In the largest merger of this year, insurance provider ACE Limited (NYSE: ACE) has agreed to acquire Chubb Corporation (NYSE: CB) for $28.3 billion in a cash and stock deal.
Chubb shares were up 35% while ACE shares jumped 11% in premarket trading.
ACE is one of the largest multiline property and casualty insurers, operating in over 50 countries. Shareholders of ACE will own 70% of the combined company, which will help clients administer wider insurance coverage, according to Bloomberg. The combined company will globally operate under Chubb’s name. Being one of the largest business insurers in the U.S., specializing in middle-market commercial and contingent insurance, Chubb will allure the expansion of its wealthy based consumers.

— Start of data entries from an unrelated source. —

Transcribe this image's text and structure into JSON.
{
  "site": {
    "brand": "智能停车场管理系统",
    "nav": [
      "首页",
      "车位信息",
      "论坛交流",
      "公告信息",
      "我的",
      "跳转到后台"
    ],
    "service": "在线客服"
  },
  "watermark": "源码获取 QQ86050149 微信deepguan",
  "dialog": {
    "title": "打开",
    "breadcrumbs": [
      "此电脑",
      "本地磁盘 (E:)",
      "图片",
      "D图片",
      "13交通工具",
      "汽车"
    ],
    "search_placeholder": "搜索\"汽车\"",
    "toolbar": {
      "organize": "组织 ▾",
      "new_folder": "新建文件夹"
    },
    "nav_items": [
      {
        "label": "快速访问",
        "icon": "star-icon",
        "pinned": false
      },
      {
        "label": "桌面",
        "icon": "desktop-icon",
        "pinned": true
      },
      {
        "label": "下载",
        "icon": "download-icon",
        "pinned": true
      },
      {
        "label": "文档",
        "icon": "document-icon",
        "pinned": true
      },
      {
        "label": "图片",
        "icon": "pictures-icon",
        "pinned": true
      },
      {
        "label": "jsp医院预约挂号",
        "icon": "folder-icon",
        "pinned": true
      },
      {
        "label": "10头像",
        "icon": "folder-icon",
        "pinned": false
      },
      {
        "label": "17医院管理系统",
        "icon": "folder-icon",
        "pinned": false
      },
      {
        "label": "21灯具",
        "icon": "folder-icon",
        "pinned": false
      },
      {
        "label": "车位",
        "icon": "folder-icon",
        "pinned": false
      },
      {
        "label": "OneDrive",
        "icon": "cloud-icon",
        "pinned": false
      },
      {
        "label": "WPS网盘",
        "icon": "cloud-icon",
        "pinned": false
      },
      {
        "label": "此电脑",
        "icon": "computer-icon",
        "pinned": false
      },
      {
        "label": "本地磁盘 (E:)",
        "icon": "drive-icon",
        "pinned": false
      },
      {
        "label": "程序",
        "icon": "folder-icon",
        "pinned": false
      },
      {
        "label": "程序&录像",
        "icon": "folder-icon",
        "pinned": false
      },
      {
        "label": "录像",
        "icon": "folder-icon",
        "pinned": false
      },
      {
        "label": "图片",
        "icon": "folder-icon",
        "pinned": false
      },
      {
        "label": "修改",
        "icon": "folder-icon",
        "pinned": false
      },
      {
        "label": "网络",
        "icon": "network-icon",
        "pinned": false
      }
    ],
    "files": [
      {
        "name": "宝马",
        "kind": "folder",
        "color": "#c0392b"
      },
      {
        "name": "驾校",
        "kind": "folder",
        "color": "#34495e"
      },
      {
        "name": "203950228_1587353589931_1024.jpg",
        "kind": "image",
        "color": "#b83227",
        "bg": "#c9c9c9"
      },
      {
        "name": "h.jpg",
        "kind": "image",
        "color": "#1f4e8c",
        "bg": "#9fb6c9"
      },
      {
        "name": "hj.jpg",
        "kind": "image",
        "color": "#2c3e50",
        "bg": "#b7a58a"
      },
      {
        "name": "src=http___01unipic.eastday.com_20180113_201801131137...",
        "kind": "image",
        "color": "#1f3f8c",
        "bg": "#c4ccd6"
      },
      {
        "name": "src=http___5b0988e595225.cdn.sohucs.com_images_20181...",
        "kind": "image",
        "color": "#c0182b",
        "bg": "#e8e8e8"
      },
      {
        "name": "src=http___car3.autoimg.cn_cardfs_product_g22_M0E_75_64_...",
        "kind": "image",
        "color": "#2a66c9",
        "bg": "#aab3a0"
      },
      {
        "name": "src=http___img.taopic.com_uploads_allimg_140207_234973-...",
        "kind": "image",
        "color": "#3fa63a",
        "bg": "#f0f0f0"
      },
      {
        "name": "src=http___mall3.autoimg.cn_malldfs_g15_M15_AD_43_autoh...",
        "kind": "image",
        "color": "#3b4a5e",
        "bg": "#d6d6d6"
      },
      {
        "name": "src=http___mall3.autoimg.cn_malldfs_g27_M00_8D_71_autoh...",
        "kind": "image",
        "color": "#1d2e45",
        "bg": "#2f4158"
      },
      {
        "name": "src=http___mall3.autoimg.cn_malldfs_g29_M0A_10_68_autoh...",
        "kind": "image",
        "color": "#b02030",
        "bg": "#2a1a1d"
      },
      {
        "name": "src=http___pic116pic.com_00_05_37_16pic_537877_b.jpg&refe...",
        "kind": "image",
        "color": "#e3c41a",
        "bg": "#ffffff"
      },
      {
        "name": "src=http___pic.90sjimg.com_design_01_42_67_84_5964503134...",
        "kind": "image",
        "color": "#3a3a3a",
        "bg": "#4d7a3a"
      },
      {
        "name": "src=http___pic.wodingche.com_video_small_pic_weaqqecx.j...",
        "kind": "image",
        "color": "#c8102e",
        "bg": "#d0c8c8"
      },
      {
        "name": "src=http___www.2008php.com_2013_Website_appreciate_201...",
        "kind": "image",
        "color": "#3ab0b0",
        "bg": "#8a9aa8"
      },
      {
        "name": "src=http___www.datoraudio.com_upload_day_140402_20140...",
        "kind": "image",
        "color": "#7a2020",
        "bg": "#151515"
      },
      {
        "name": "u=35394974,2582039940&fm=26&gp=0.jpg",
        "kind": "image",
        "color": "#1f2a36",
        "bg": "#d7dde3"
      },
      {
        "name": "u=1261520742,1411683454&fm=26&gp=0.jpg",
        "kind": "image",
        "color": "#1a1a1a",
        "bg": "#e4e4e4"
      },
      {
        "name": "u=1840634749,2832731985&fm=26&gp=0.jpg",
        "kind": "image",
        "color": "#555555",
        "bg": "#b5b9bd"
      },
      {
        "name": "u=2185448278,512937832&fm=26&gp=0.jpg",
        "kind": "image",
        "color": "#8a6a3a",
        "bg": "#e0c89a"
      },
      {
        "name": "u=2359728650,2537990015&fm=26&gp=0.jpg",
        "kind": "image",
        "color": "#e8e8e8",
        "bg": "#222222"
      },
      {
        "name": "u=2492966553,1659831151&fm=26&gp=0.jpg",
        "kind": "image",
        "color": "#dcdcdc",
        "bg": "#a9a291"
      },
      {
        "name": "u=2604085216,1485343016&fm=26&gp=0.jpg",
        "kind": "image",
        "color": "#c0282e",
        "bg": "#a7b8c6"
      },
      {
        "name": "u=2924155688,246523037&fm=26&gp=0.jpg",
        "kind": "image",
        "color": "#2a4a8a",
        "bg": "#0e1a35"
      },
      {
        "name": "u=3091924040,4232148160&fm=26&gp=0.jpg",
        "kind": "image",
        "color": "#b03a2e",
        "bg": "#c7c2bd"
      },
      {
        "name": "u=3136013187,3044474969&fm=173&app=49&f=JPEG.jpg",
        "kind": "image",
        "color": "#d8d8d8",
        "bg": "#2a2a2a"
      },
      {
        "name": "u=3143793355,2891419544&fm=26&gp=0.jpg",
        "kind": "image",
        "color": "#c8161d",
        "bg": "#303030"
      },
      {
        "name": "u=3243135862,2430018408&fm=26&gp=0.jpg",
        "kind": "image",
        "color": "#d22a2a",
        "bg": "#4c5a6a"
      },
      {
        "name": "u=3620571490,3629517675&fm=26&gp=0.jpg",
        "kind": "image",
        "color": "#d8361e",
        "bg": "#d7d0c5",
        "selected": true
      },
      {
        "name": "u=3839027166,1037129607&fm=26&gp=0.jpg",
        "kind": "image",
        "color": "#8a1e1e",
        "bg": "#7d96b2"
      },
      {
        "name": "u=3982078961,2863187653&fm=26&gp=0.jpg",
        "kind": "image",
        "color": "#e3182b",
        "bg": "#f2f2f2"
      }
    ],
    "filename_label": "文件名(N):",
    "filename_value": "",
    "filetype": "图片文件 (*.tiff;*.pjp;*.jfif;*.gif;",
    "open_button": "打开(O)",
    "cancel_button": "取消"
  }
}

According to credit analyst of Imperial Capital LLC, David Havens said, “This is a landmark deal that puts two awfully good companies together and forms a global powerhouse with deep and defensible U.S. market penetration.”
The new board agreed that Chubb shareholders receive $62.93 per share in cash and 0.6019 shares of ACE stock. On June 30, shares closed at $95.14 representing a 30% premium to that price. The deal is expected to close next year in the first quarter.
Evan G. Greenberg, Chairman and CEO of ACE, will lead the merged company while John Finnegan, CEO of Chubb, will become executive vice chairman for external affairs of North America and assist with the assimilation of the two companies.
Through the growth of both companies, they expect to create combined revenue of $31 billion annually and save about $650 million in pretax.
In recent years, countless companies have expanded through mergers and acquisition in constant pursuit of future growth. As society becomes more familiar with the economy, more efficient transactions and deals are made for development.
The two companies unanimously approved this acquisition, which is expected to close in the first quarter of 2016.